Looking ahead to Tuesday’s agenda, there appears to be more and more issues coming under the “Closed Session” banner. Aside from the real property negotiations, there are three new claims to be considered as well as a host of existing claims. Interesting that the law allows them to place the names of claimants on the Agenda but not when litigation is initiated? And then, this afternoon, the OC Register shows up with the name of…. a claimant. So, tell me again why it comes under closed session? In any case, the only items of real note are, of course, the lawsuits with Tustin Unified School District. Mayor Amante, fueled by his imaginary win over the Recall Amante group, will probably not be in a mood to listen to reason and settle. I understand that the oldest case is set for trial in November. We’ll let you know.
Under presentations, The American Legion Boy’s State winners will be awarded presentations by the City. This program allows young men (yes, there is a Girl’s State, too) to travel to Sacramento and learn, firsthand, about the political machine that drives our state. The idea is to expose these young men, about 500 from around the state, to politics and hopefully, get some of them interested in public service. Political education at it’s best, courtesy of The American Legion Post 227. Hopefully, more than one of these high schoolers will come back and run this city the way it should be run.
On the regular Agenda, the ordinance for body art facilities has come back to the City Council from the Planning Commission. The proposed ordinance which, for the first time, would allow tattoo parlors in the City of Tustin, is pretty rock solid. Both the Planning Commission and the Council took input from a handful of interested public including a young man from Long Beach who we are likely to see open the first tattoo parlor. Like it or not, the Council cannot put it off forever, regardless of how we all feel about tattoos. We recommend approval of the ordinance so Jerry can finally get that tattoo.
The Code Amendment clarifying the meaning of legal nonconforming uses and structures in the City of Tustin is the elephant in the closet. Unfortunately, the Planning Commission got tired of working with this early on and decided to pass it to the City Council despite concerns over how homeowners in Old Town Tustin would be treated. Although plenty of testimony by the public was taken, their concerns over how zoning and the building codes could be used together to determine virtually any structure in the old town section as illegal were not addressed. The ambiguity that was supposed to be clarified, remains. In the end, they decided to approve the ordinance 5-0 at the urging of city staff. And now it lands in the lap of the City Council. I hope this is one time when more of the Council than just Deborah Gavello voice their concern over this issue before just placing the Jerry Amante seal of approval on the ordinance as this needs much more work than the Planning Commission has put into it. Opponents get two more shots after this, unless Boss Tweed Amante tries to push it through as an urgency issue. By the way, of the four letters in the attachments to the agenda report, not one agrees that the proposed ordinance will protect Old Town homeowners. Elizabeth, start your bulldozer.

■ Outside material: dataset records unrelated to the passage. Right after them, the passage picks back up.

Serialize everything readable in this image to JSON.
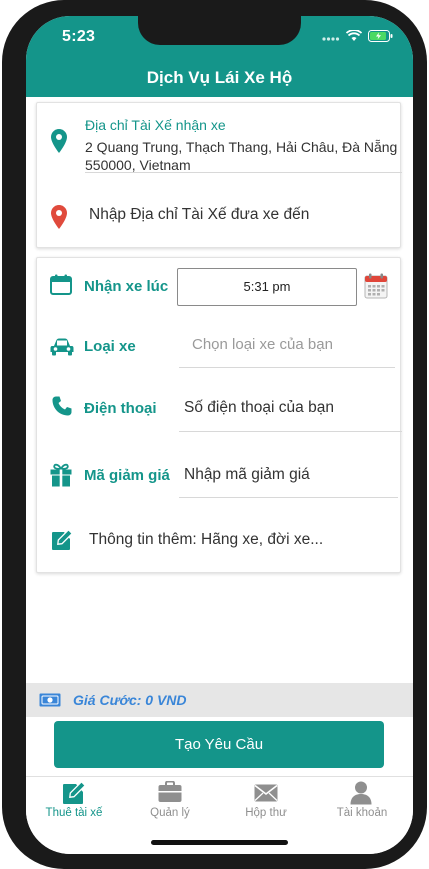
{
  "status": {
    "time": "5:23"
  },
  "header": {
    "title": "Dịch Vụ Lái Xe Hộ"
  },
  "pickup": {
    "label": "Địa chỉ Tài Xế nhận xe",
    "address": "2 Quang Trung, Thạch Thang, Hải Châu, Đà Nẵng 550000, Vietnam"
  },
  "dropoff": {
    "placeholder": "Nhập Địa chỉ Tài Xế đưa xe đến"
  },
  "form": {
    "pickup_time_label": "Nhận xe lúc",
    "pickup_time_value": "5:31 pm",
    "car_type_label": "Loại xe",
    "car_type_placeholder": "Chọn loại xe của bạn",
    "phone_label": "Điện thoại",
    "phone_placeholder": "Số điện thoại của bạn",
    "promo_label": "Mã giảm giá",
    "promo_placeholder": "Nhập mã giảm giá",
    "notes_placeholder": "Thông tin thêm: Hãng xe, đời xe..."
  },
  "price": {
    "text": "Giá Cước: 0 VND"
  },
  "cta": {
    "label": "Tạo Yêu Cầu"
  },
  "tabs": [
    {
      "label": "Thuê tài xế",
      "icon": "edit-icon",
      "active": true
    },
    {
      "label": "Quản lý",
      "icon": "briefcase-icon",
      "active": false
    },
    {
      "label": "Hộp thư",
      "icon": "mail-icon",
      "active": false
    },
    {
      "label": "Tài khoản",
      "icon": "user-icon",
      "active": false
    }
  ],
  "colors": {
    "primary": "#14958a",
    "price": "#3a86d8",
    "pin_red": "#e04a3c"
  }
}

There are a couple of items on the consent calendar worth mentioning.
One is the denial of the design permit for the cell towers-come-flagpoles at Cedar Grove Park. Fortunately, the city listened to the citizens of the area and agreed to scuttle this project. But wait, folks, don’t expect this to go completely away. Just because many homeowners in the area suggested the Fire Authority site as an alternative, doesn’t mean they will use it. And, if there is money to be made… did I mention lobbyists?
A second item on changing the policy to allow for the use of personal iPads for city business, clearly deserves a closer look considering the recent flap over iPads purchased by the City for the Tustin City Council. I, for one, would like to know if any costs for use of personally owned iPads for city business will be borne by the city. If there will be, how will that cost and use be tracked? In fact, when the city councilperson in question is no longer a city councilperson, how will we know that all sensitive city business has been erased from the tablet? You see, in the accompanying proposed iPad Policy that would now cover the use of personally owned tablets as well as city owned tablets, there is no provision for the personal iPad to be “scrubbed” or even given a cursory examination by the City IT folks to make sure there is no city sensitive information remaining on the outgoing councilperson’s iPad. For that matter, the current policy does not allow for regular examination of current members iPads by the IT department to ensure compliance with city policy.

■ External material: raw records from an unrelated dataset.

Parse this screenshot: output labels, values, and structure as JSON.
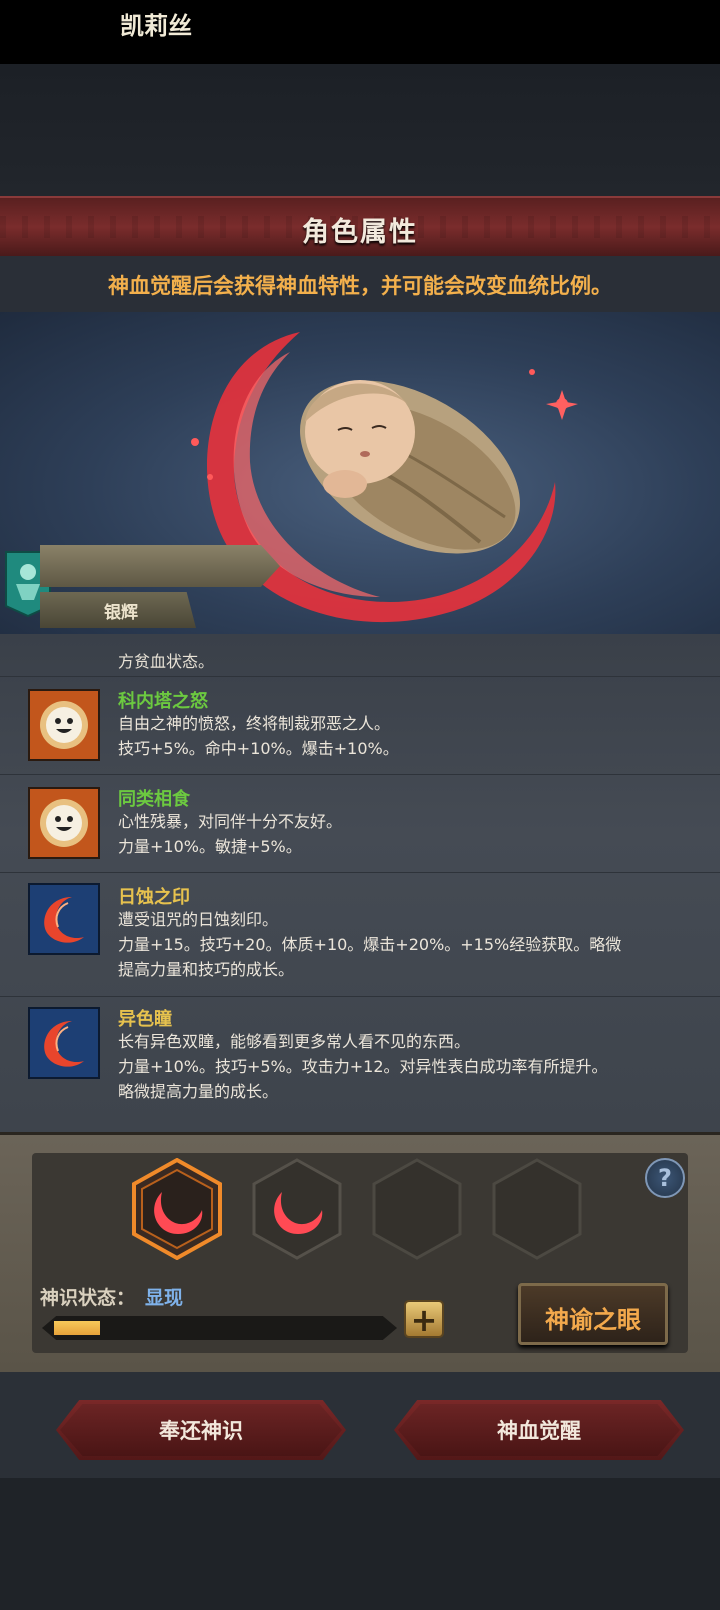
{
  "header": {
    "title": "角色属性"
  },
  "subtitle": "神血觉醒后会获得神血特性，并可能会改变血统比例。",
  "character": {
    "name": "凯莉丝",
    "title": "银辉"
  },
  "traits_top_fragment": "方贫血状态。",
  "traits": [
    {
      "name": "科内塔之怒",
      "color": "#6cc940",
      "icon": "smiley-icon",
      "desc": [
        "自由之神的愤怒，终将制裁邪恶之人。",
        "技巧+5%。命中+10%。爆击+10%。"
      ]
    },
    {
      "name": "同类相食",
      "color": "#6cc940",
      "icon": "smiley-icon",
      "desc": [
        "心性残暴，对同伴十分不友好。",
        "力量+10%。敏捷+5%。"
      ]
    },
    {
      "name": "日蚀之印",
      "color": "#e7c24e",
      "icon": "crescent-icon",
      "desc": [
        "遭受诅咒的日蚀刻印。",
        "力量+15。技巧+20。体质+10。爆击+20%。+15%经验获取。略微",
        "提高力量和技巧的成长。"
      ]
    },
    {
      "name": "异色瞳",
      "color": "#e7c24e",
      "icon": "crescent-icon",
      "desc": [
        "长有异色双瞳，能够看到更多常人看不见的东西。",
        "力量+10%。技巧+5%。攻击力+12。对异性表白成功率有所提升。",
        "略微提高力量的成长。"
      ]
    }
  ],
  "divine": {
    "state_label": "神识状态：",
    "state_value": "显现",
    "progress_fraction": 0.14,
    "plus_symbol": "+",
    "help_symbol": "?",
    "eye_button": "神谕之眼"
  },
  "actions": {
    "return_label": "奉还神识",
    "awaken_label": "神血觉醒"
  },
  "colors": {
    "accent_red": "#7a2828",
    "accent_orange": "#f3a94c",
    "state_blue": "#7fb2ea"
  }
}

Clearly, the best way to insure that city business stays with the city, is to leave personal iPads where they belong – off the council dais. Just as when an employer gives an employee a laptop for home use, it is not expected to be used for personal business, in most cases. The same should apply to the City Council or anyone employed by the city or appointed to city positions or boards. Then, they can take the already ambiguous policy and strengthen it with some solid language referencing IT checks and surveys. How about it, city council? Are you up to that task? We’ll let you know.
Finally, there is item 18, “City Manager Recruitment”. Oh, if only they would come back with a name. We thought we had one last meeting. Dare we hope?